25. La réclamation des bandes membres du groupe repose sur les actes du Canada pendant les 77 années de la période visée par le recours collectif, soit de 1920 à 1997, en ce qui concerne 139 pensionnats indiens situés dans dix provinces et territoires et gérés en partenariat avec plusieurs entités religieuses différentes. La réclamation des bandes membres du groupe vise à obtenir des dommages‑intérêts pour les répercussions collectives que ces pensionnats ont eues sur 325 bandes situées dans l'ensemble du Canada.

26. Tout au long du contentieux, le Canada a régulièrement utilisé cette portée et cette complexité pour contester le principe même de la réclamation des bandes membres du groupe, en soutenant continuellement que cette complexité signifiait que les questions communes de droit ou de fait ne pouvaient tout simplement pas faire l'objet d'une réponse commune. En fait, le Canada a indiqué dans le mémoire du procès du défendeur qu'en raison de cette complexité, l'autorisation du recours collectif devrait être annulée.

27. Le litige des bandes membres du groupe comportait des risques et des incertitudes importants, principalement parce que les questions soulevées étaient tout à fait nouvelles. Les questions suivantes, entre autres, n'avaient jamais été examinées par une cour au Canada :

a) La perte de la langue et de la culture est‑elle un préjudice donnant droit à des dommages‑intérêts?

b) Existe‑t‑il un droit général à la langue et à la culture autochtones en vertu de l'article 35 de la Constitution?

c) Les Premières Nations et les autres groupes autochtones peuvent‑ils réclamer des dommages‑intérêts pour la perte de la langue et de la culture pour l'ensemble de la collectivité?

d) Qui détient les droits collectifs en matière de langue et de culture?

e) Un tribunal peut‑il établir le montant convenable des dommages‑intérêts pour la perte collective de la langue et de la culture? Dans l'affirmative, comment les établir?

f) Quels sont les dommages‑intérêts pour la perte collective de la langue et de la culture?

28. Une défaite sur l'une ou l'autre de ces questions aurait pu être fatale à l'ensemble de l'affaire.

[26] Le fait qu'aucune autre réclamation n'ait été faite au Canada au nom des bandes indiennes pour les préjudices collectifs causés par les pensionnats, ou pour la perte de la langue et de la culture en raison des pensionnats, met en évidence l'incertitude qui entourait ces réclamations et les risques pris par les avocats du groupe en consacrant des années de temps et de ressources pour poursuivre l'action.

(c) Le temps consacré

[27] Le litige dure depuis plus d'une décennie.
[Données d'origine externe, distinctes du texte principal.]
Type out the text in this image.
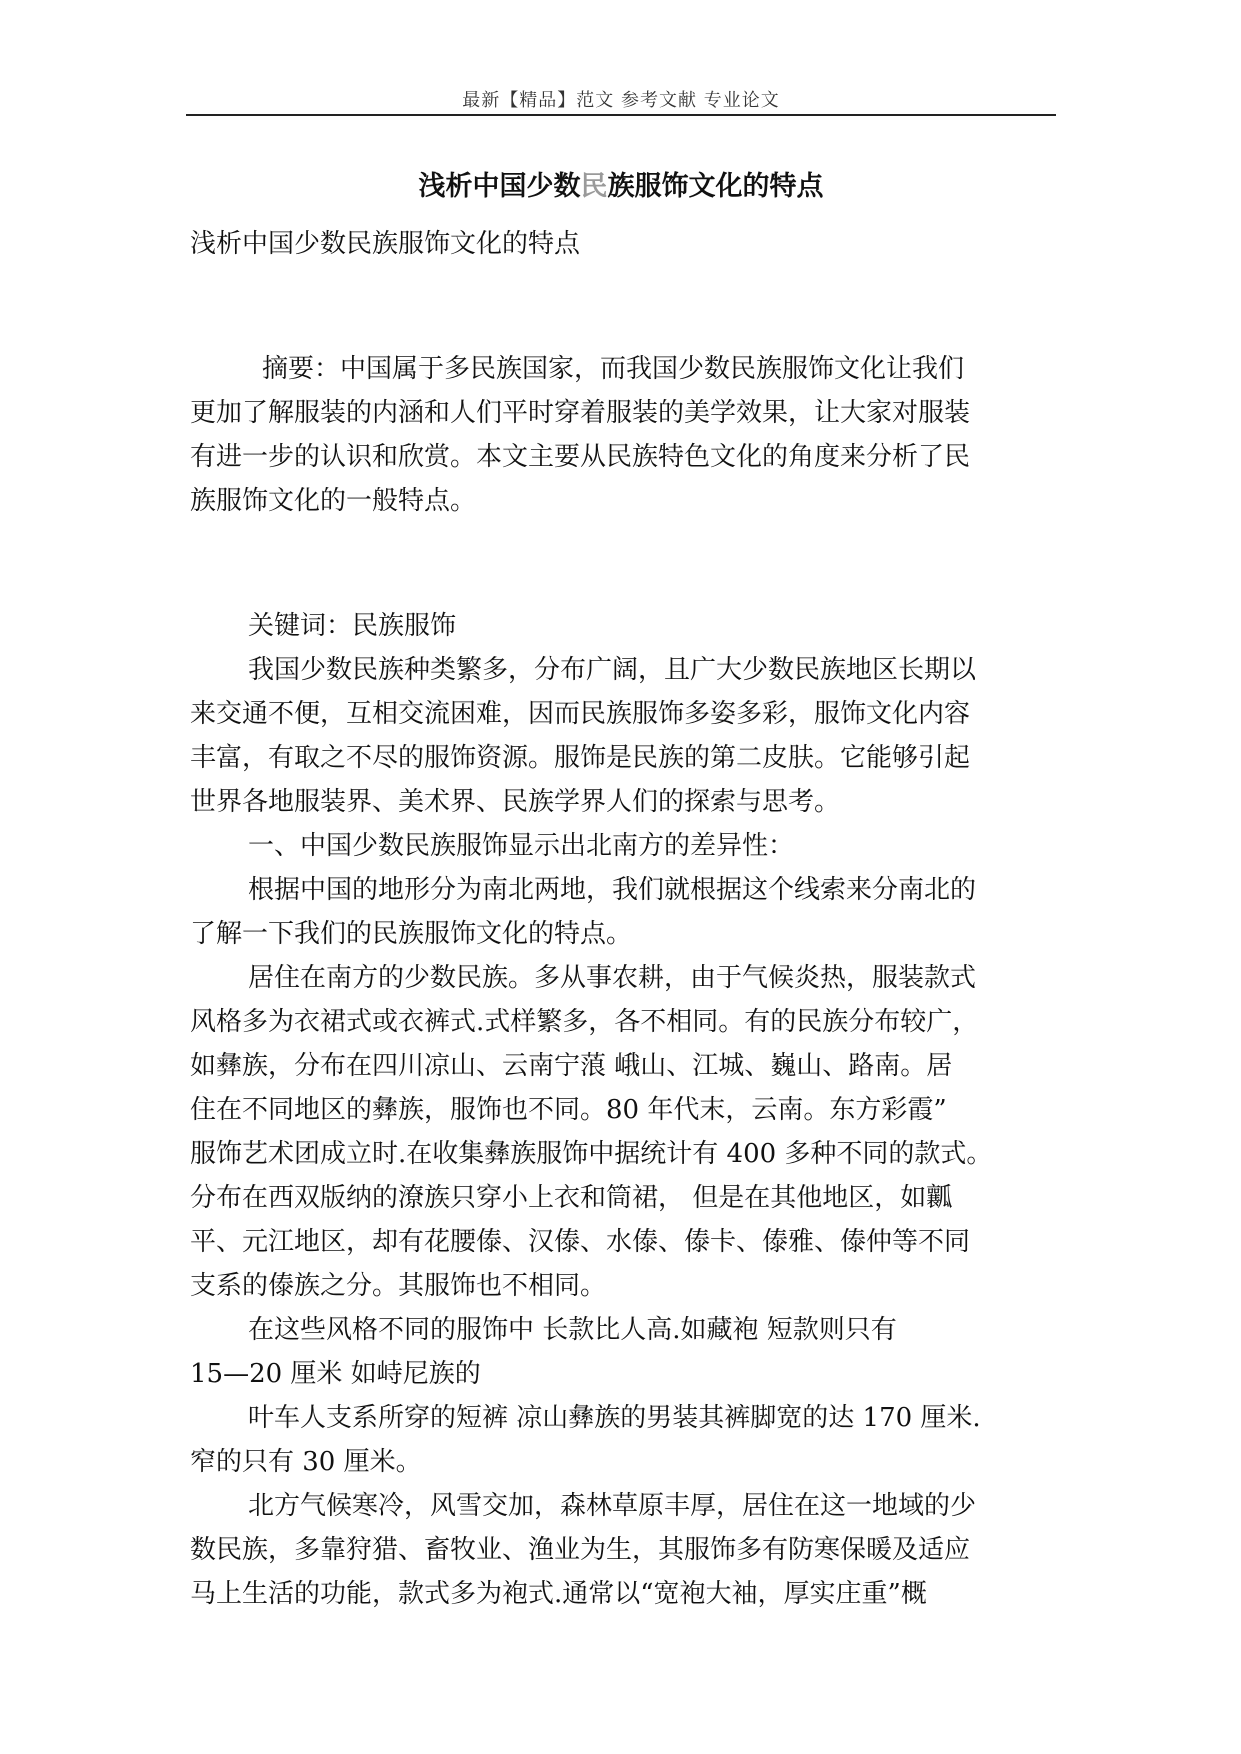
最新【精品】范文 参考文献 专业论文
浅析中国少数民族服饰文化的特点
浅析中国少数民族服饰文化的特点
摘要：中国属于多民族国家，而我国少数民族服饰文化让我们
更加了解服装的内涵和人们平时穿着服装的美学效果，让大家对服装
有进一步的认识和欣赏。本文主要从民族特色文化的角度来分析了民
族服饰文化的一般特点。
关键词：民族服饰
我国少数民族种类繁多，分布广阔，且广大少数民族地区长期以
来交通不便，互相交流困难，因而民族服饰多姿多彩，服饰文化内容
丰富，有取之不尽的服饰资源。服饰是民族的第二皮肤。它能够引起
世界各地服装界、美术界、民族学界人们的探索与思考。
一、中国少数民族服饰显示出北南方的差异性：
根据中国的地形分为南北两地，我们就根据这个线索来分南北的
了解一下我们的民族服饰文化的特点。
居住在南方的少数民族。多从事农耕，由于气候炎热，服装款式
风格多为衣裙式或衣裤式.式样繁多，各不相同。有的民族分布较广，
如彝族，分布在四川凉山、云南宁蒗 峨山、江城、巍山、路南。居
住在不同地区的彝族，服饰也不同。80 年代末，云南。东方彩霞”
服饰艺术团成立时.在收集彝族服饰中据统计有 400 多种不同的款式。
分布在西双版纳的潦族只穿小上衣和筒裙， 但是在其他地区，如瓤
平、元江地区，却有花腰傣、汉傣、水傣、傣卡、傣雅、傣仲等不同
支系的傣族之分。其服饰也不相同。
在这些风格不同的服饰中 长款比人高.如藏袍 短款则只有
15—20 厘米 如峙尼族的
叶车人支系所穿的短裤 凉山彝族的男装其裤脚宽的达 170 厘米.
窄的只有 30 厘米。
北方气候寒冷，风雪交加，森林草原丰厚，居住在这一地域的少
数民族，多靠狩猎、畜牧业、渔业为生，其服饰多有防寒保暖及适应
马上生活的功能，款式多为袍式.通常以“宽袍大袖，厚实庄重”概
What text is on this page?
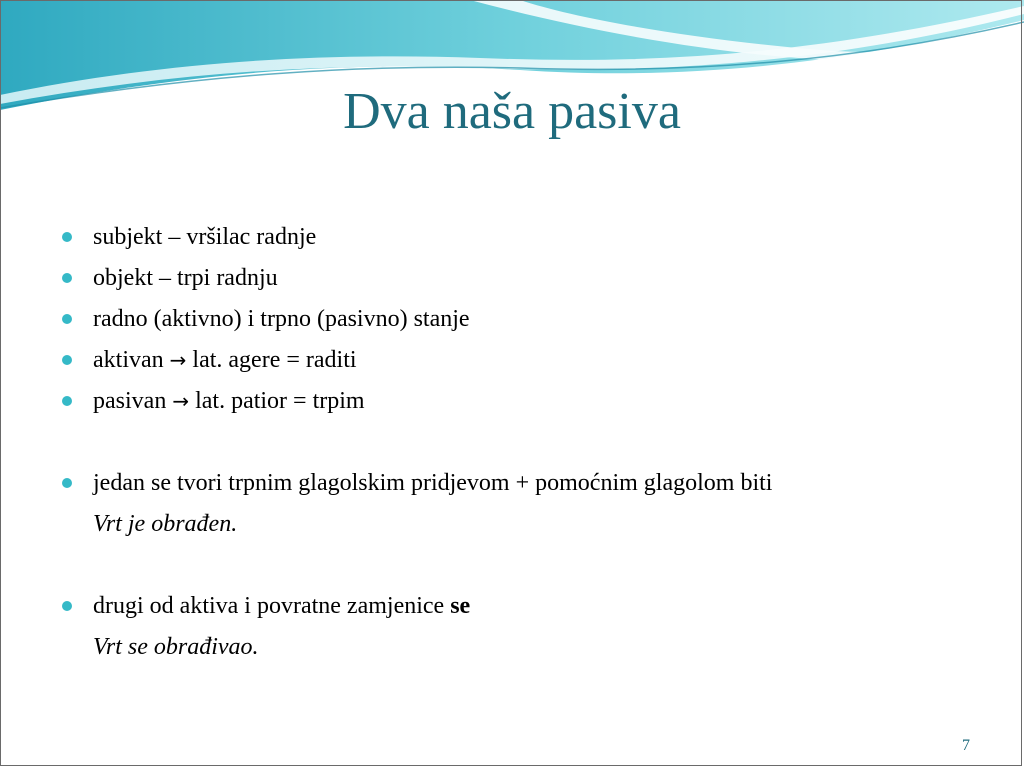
Dva naša pasiva
subjekt – vršilac radnje
objekt – trpi radnju
radno (aktivno) i trpno (pasivno) stanje
aktivan → lat. agere = raditi
pasivan → lat. patior = trpim
jedan se tvori trpnim glagolskim pridjevom + pomoćnim glagolom biti
Vrt je obrađen.
drugi od aktiva i povratne zamjenice se
Vrt se obrađivao.
7
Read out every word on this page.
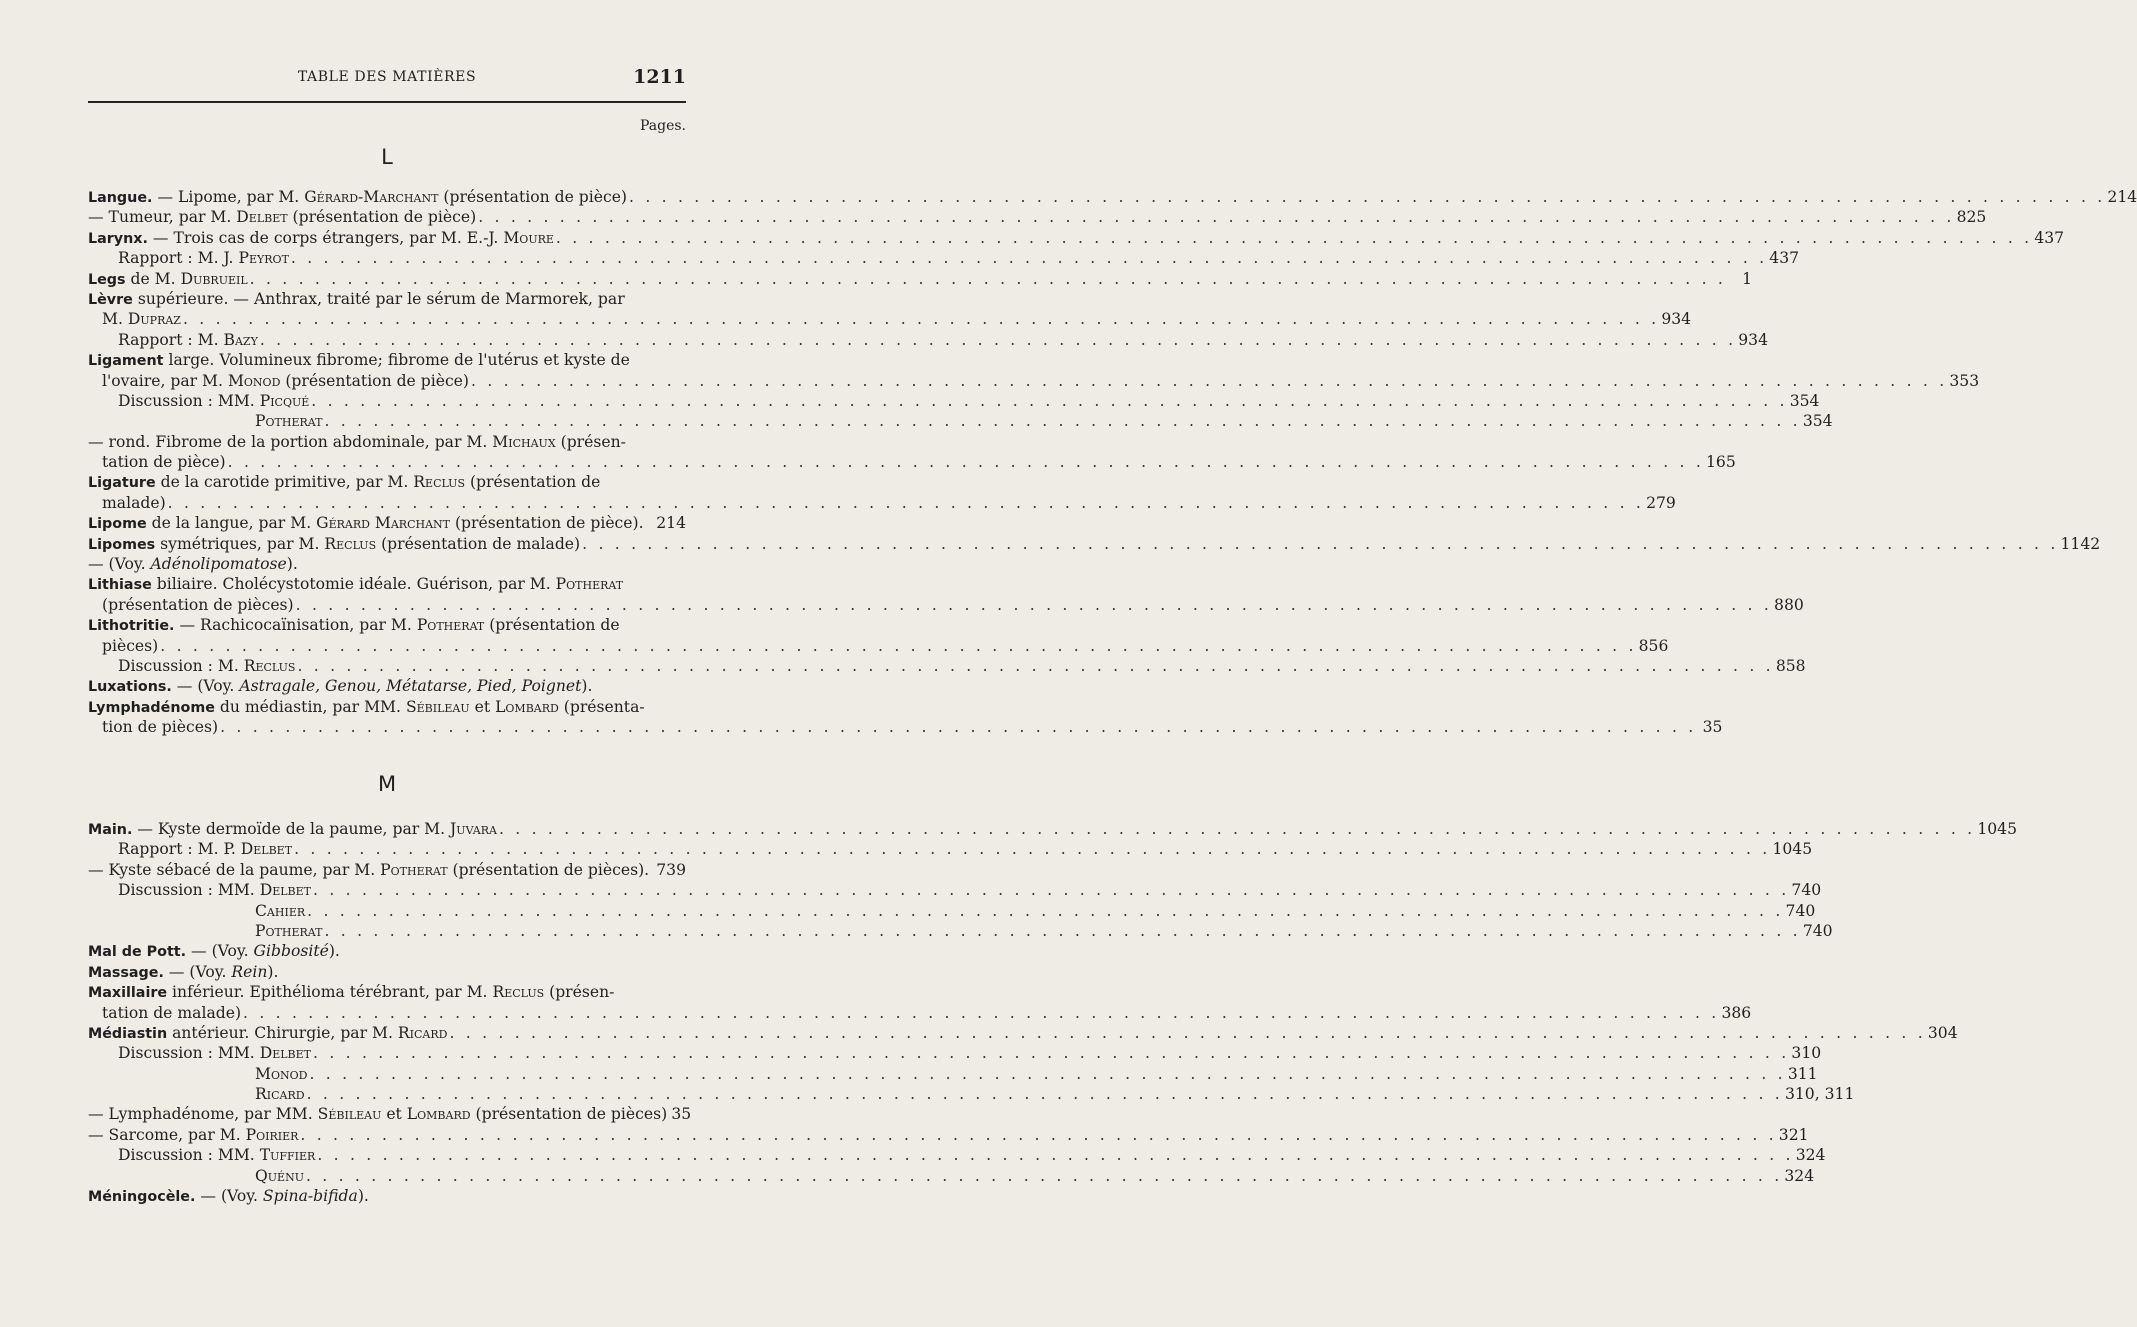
TABLE DES MATIÈRES	1211
Pages.
L
Langue. — Lipome, par M. Gérard-Marchant (présentation de pièce) . . .	214
— Tumeur, par M. Delbet (présentation de pièce) . . .	825
Larynx. — Trois cas de corps étrangers, par M. E.-J. Moure . . .	437
Rapport : M. J. Peyrot . . .	437
Legs de M. Dubrueil . . .	1
Lèvre supérieure. — Anthrax, traité par le sérum de Marmorek, par
M. Dupraz . . .	934
Rapport : M. Bazy . . .	934
Ligament large. Volumineux fibrome; fibrome de l'utérus et kyste de
l'ovaire, par M. Monod (présentation de pièce) . . .	353
Discussion : MM. Picqué . . .	354
Potherat . . .	354
— rond. Fibrome de la portion abdominale, par M. Michaux (présen-
tation de pièce) . . .	165
Ligature de la carotide primitive, par M. Reclus (présentation de
malade) . . .	279
Lipome de la langue, par M. Gérard Marchant (présentation de pièce). 214
Lipomes symétriques, par M. Reclus (présentation de malade) . . .	1142
— (Voy. Adénolipomatose).
Lithiase biliaire. Cholécystotomie idéale. Guérison, par M. Potherat
(présentation de pièces) . . .	880
Lithotritie. — Rachicocaïnisation, par M. Potherat (présentation de
pièces) . . .	856
Discussion : M. Reclus . . .	858
Luxations. — (Voy. Astragale, Genou, Métatarse, Pied, Poignet).
Lymphadénome du médiastin, par MM. Sébileau et Lombard (présenta-
tion de pièces) . . .	35
M
Main. — Kyste dermoïde de la paume, par M. Juvara . . .	1045
Rapport : M. P. Delbet . . .	1045
— Kyste sébacé de la paume, par M. Potherat (présentation de pièces). 739
Discussion : MM. Delbet . . .	740
Cahier . . .	740
Potherat . . .	740
Mal de Pott. — (Voy. Gibbosité).
Massage. — (Voy. Rein).
Maxillaire inférieur. Epithélioma térébrant, par M. Reclus (présen-
tation de malade) . . .	386
Médiastin antérieur. Chirurgie, par M. Ricard . . .	304
Discussion : MM. Delbet . . .	310
Monod . . .	311
Ricard . . .	310, 311
— Lymphadénome, par MM. Sébileau et Lombard (présentation de pièces) 35
— Sarcome, par M. Poirier . . .	321
Discussion : MM. Tuffier . . .	324
Quénu . . .	324
Méningocèle. — (Voy. Spina-bifida).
Les questions juridiques étaient complexes et la réussite n'était pas assurée.

[28] La convention de règlement a été conclue tout juste avant le début prévu du procès sur les questions communes en septembre 2022. On a fait énormément de travail afin de préparer ce dossier pour le procès, Les avocats du groupe ont présenté un affidavit détaillé où est décrit le travail qu'ils ont accompli et ils y ont annexé des copies des bordereaux où figure la ventilation des tâches exécutées, les noms des personnes qui les ont effectuées et le temps qui y a été consacré.

[29] De mars 2021 à janvier 2023, les avocats du groupe ont consigné plus de 8 500 heures de travail. Leur travail juridique se poursuivra, puisqu'ils fourniront des services juridiques lors de la mise en œuvre de la convention de règlement et de la création de l'entité à but non lucratif qui administrera le fonds de règlement. Ce travail s'ajoute à tout travail juridique rémunéré au titre de l'entente sur les honoraires des anciens élèves externes, à la suite du règlement des réclamations du groupe des survivants et du groupe des descendants dans le présent recours collectif (Gottfriedson c. La Reine, 2021 CF 1020).

[30] Compte tenu des risques et des obligations assumés par les avocats du groupe et du succès obtenu pour les bandes membres du groupe, je n'ai aucune hésitation à conclure que les avocats du groupe ont largement mérité le droit à une prime d'honoraires dépassant le décompte des heures.

(d) La complexité des questions

[31] On ne peut exagérer la complexité du présent recours collectif, comme l'explique en plus de détails l'ordonnance approuvant la convention de règlement. Les réclamations présentées étaient nouvelles et sans précédent. La preuve était historique et volumineuse.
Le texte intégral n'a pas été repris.